Immigrant Workers Hold Rally Outside Bristol County Superior Court
NEW BEDFORD- Immigrant temp workers who have been a legal battle against Employment on Demand Agency Inc. (EDA), a temp agency, had a big day on Tuesday at Bristol County Superior Court.
During the final settlement hearing of their class action lawsuit against EDA, the immigrant workers held a rally against unlawful treatment and wage theft to draw attention to the temp agency’s alleged treatment of their employees.
The workers and their attorneys from Justice at Work, a legal group dedicated to providing strategic workplace-related legal services to immigrant workers, are accusing the temp agency of overtime wage theft and workplace mistreatment of its immigrant employees working across 17 different seafood companies in the state. They say that these employees haven’t received the appropriate amount of overtime pay from EDA, and accuse the agency of conducting a scheme to get out of it.
This was allegedly done by sending the workers to multiple seafood distribution companies throughout the week and moving them to different distributors before they could complete 40-hours at one establishment. EDA then would deny overtime pay to these employees, claiming that they did not work 40-hours or more at a single seafood distributor and that the overall amount of time worked for the agency is not applicable to overtime.
The rally featured around 15 immigrant workers filing suit against the temp agency who shared their stories of their mistreatment by EDA and the seafood companies they worked for. Sabrina Vasquez spoke about her experience working at American Red Crab through the temp agency, and spoke of the discrimination she experienced there on top of her wage theft.
“As a worker there I suffered many injustices, much bad treatment, and discrimination. Often times we’d be put to do work that we hadn’t been trained in, that we’ve never done before and the bosses would be very aggressive with us. They would yell at us when we didn’t know how to do a job we had just gotten, and there was a lot of discriminatory treatment,” said Vasquez.
Jose Palma, the Legal Program Coordinator for Justice at Work, spoke at the rally before heading into the courthouse for the hearing. He told the crowd of the motivation Justice at Work has to help out immigrant workers across the state. He also spoke out against companies that dodge the responsibility of paying the extra overhead costs to cover these workers.
“As we are hearing today companies regularly hide behind temp agencies and sub-contractors and do whatever they can to avoid responsibilities. Palma said. “That means that even when there clear legal violations it is tough for workers to get justice. We believe that is not right, and that’s why we are happy to be working in partnership with worker centers and justice of workers, and are happy to continue this collaboration.”

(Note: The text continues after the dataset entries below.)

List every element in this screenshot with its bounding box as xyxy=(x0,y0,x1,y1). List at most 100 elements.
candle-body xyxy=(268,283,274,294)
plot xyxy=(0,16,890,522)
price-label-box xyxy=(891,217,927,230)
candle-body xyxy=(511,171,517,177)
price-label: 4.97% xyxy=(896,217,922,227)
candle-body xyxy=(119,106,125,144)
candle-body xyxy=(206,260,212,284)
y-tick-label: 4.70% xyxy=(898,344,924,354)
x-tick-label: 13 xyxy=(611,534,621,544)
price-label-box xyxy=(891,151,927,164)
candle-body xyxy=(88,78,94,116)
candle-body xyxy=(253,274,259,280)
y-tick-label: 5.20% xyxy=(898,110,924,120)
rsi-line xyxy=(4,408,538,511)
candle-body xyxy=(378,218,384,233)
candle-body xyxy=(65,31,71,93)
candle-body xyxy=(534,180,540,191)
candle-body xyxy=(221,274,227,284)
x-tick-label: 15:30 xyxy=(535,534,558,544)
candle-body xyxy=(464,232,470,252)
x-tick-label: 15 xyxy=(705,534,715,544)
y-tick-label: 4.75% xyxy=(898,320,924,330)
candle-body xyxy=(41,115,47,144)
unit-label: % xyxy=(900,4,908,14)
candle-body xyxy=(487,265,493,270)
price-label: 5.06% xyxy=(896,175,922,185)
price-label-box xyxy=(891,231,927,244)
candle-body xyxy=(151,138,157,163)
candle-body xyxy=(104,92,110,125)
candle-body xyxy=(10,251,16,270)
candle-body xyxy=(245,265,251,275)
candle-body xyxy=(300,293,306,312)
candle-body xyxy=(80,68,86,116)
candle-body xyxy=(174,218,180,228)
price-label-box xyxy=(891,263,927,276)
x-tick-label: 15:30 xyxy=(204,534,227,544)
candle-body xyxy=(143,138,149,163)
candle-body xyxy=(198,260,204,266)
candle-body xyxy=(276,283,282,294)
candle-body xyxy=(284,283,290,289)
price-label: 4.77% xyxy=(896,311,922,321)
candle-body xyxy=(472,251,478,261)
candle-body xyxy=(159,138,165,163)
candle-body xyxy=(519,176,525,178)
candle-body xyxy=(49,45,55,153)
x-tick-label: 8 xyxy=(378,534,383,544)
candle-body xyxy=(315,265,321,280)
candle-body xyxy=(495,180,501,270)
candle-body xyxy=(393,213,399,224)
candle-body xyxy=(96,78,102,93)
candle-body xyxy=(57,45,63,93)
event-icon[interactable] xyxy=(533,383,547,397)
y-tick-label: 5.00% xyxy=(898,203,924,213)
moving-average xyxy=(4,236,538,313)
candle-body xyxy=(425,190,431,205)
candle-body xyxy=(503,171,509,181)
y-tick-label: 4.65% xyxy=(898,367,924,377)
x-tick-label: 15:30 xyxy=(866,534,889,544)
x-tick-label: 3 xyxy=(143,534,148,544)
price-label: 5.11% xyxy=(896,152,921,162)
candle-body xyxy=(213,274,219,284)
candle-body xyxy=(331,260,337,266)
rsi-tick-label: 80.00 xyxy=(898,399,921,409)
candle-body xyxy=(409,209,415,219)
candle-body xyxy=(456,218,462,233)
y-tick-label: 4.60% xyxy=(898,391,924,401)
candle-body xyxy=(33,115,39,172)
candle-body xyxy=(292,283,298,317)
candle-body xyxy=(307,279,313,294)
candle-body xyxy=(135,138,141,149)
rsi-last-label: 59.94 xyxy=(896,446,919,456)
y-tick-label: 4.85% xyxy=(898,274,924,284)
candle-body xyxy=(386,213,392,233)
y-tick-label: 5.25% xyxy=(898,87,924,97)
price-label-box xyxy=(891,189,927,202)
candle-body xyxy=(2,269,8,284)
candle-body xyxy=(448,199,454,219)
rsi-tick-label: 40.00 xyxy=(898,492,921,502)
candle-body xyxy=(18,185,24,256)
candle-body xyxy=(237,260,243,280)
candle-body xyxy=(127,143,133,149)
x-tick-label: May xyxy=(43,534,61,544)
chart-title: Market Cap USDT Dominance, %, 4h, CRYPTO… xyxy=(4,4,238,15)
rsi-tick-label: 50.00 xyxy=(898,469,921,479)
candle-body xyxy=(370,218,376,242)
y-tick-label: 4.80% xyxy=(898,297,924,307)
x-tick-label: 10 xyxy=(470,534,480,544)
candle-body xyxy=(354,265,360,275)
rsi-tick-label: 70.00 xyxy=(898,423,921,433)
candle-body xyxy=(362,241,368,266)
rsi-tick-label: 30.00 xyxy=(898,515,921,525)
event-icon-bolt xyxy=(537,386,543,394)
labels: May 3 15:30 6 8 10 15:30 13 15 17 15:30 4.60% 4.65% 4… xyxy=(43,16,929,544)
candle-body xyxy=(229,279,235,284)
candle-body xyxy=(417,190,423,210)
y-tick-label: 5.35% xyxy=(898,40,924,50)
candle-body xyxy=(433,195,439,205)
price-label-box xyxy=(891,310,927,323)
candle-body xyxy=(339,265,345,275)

Steve Churchill, an attorney working for Justice at Work who represented the immigrant workers, interrupted the rally to deliver the verdict of the final settlement hearing against EDA. The attorney announced a victory in favor of the workers, who would be receiving all of their missed pay from the agency by way of an approved court settlement.
“The workers in this case who were not paid overtime as they should have been, and filed a request for payment will now get paid,” Churchill announced to an elated crowd.
The attorney followed up his announcement by explaining the importance of establishing stronger laws to protect employees and of what he says is the necessary collaboration between lawyers and establishments representing workers like these.
“One thing I want to say is how this case demonstrates two things that are really critical to ensure that workers are treated fairly in the workplace,” Churchill said.
“The first thing is that it’s essential that we have strong laws in Massachusetts to protect workers, because it’s those laws that allow us to reach settlements like we reached today. The second thing is this case demonstrates well how important it is to have collaboration between workers and worker centers and lawyers to ensure these laws are aggressively enforced” he said.
The demonstrators at the rally held up signs admonishing EDA and the 17 seafood companies involved in wage theft and the mistreatment of its immigrant employees. The rally was dispersed following the announcement of the result of the hearing from attorney Steve Churchill.